The Attorney General’s Office brought eight civil rights cases to court last year in which gays or lesbians were targeted. Summaries of the cases are filled with swears and punches and slashed tires. Some opponents of the gay rights law say they believe the figures are inflated. Wessler said three-quarters of the cases come directly from police.
He said UM may have more cases simply because the university’s Department of Public Safety has been responsive to that type of incident. “We take these situations very seriously and have made it clear to students and staff that, should they feel discriminated against or threatened, we will intercede quickly,” said UM President Peter Hoff.
The school has a “zero-tolerance” policy against threats and violence.
The matter has also been referred to the Penobscot County District Attorney’s Office for possible criminal prosecution. And the university’s judicial affairs office will consider possible violations of its student conduct code.
“This particular allegation of bias is a good reason why, in my opinion, the governor and Legislature acted responsibly last year when they supported passage of anti-discrimination legislation,” Hoff said.

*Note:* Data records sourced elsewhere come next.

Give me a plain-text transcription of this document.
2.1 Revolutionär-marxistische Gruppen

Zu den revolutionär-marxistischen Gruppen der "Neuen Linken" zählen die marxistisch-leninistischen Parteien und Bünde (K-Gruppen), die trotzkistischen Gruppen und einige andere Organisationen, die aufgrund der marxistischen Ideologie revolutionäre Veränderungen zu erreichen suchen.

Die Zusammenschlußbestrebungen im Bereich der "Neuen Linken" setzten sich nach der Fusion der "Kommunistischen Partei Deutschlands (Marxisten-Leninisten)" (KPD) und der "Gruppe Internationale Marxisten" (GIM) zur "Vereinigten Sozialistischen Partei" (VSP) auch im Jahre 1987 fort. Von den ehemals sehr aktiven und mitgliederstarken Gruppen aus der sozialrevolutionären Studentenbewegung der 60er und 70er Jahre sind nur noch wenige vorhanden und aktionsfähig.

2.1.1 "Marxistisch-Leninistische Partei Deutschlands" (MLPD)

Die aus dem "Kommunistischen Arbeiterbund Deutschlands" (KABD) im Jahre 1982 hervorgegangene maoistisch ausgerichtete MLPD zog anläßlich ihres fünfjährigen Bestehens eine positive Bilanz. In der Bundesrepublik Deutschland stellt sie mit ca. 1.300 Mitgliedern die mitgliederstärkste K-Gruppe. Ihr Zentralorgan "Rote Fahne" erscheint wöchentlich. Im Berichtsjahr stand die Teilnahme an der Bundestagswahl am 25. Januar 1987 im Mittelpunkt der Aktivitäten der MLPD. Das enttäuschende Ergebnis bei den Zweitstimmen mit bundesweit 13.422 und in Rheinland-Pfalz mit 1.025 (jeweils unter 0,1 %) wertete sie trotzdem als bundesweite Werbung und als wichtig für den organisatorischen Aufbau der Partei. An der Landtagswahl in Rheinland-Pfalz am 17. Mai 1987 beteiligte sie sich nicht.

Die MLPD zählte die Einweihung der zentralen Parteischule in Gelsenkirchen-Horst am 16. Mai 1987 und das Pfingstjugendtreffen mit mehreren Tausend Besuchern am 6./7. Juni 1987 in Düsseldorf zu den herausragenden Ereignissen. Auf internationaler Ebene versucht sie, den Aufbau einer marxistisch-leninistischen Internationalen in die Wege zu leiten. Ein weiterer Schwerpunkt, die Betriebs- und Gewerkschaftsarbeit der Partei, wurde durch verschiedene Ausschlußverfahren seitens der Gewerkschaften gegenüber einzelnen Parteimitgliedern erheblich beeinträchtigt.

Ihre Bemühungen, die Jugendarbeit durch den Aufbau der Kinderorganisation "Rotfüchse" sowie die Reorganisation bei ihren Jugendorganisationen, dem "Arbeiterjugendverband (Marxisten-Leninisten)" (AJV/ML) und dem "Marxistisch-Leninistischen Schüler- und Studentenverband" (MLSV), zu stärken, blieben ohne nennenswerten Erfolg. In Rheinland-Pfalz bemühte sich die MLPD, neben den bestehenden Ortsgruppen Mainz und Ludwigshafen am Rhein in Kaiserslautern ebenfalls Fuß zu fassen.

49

The law to prevent discrimination based on sexual orientation in housing, employment, accommodations and credit was passed last spring but frozen by a people’s veto effort which forced a special election to be scheduled Feb. 10.
Lawrence Lockman, an opponent of gay rights legislation, said Wessler has tried to make it seem as though there are many more bias incidents than there actually are.
As for this specific incident, he said: “That’s deplorable conduct. Anyone who threatens someone’s life should be punished. We already have laws against all of that stuff” to protect gay people from criminal acts. Any other protection is simply giving homosexuals special rights, he said.
Worcester said she had always felt much safer at UM; growing up in Washington County, she said, “there are still physical threats to your life [if you’re openly gay] in those areas. The only people from my home I’m out to are my mother, and like three other friends that I grew up with that are also queer.” On campus, she does not tell her professors or strangers but doesn’t actively try to hide how she feels, she said.
Some gay students have been working with faculty and other university staff to set up “safe zones” for students who are not heterosexual. Worcester said, “I think a lot more people are going to be locking their doors. I think people feel that in a dorm it’s safe” because nonstudents can’t get in the door at night.
Wessler said the student who was threatened did not lock his door, “but he’s locking it now.”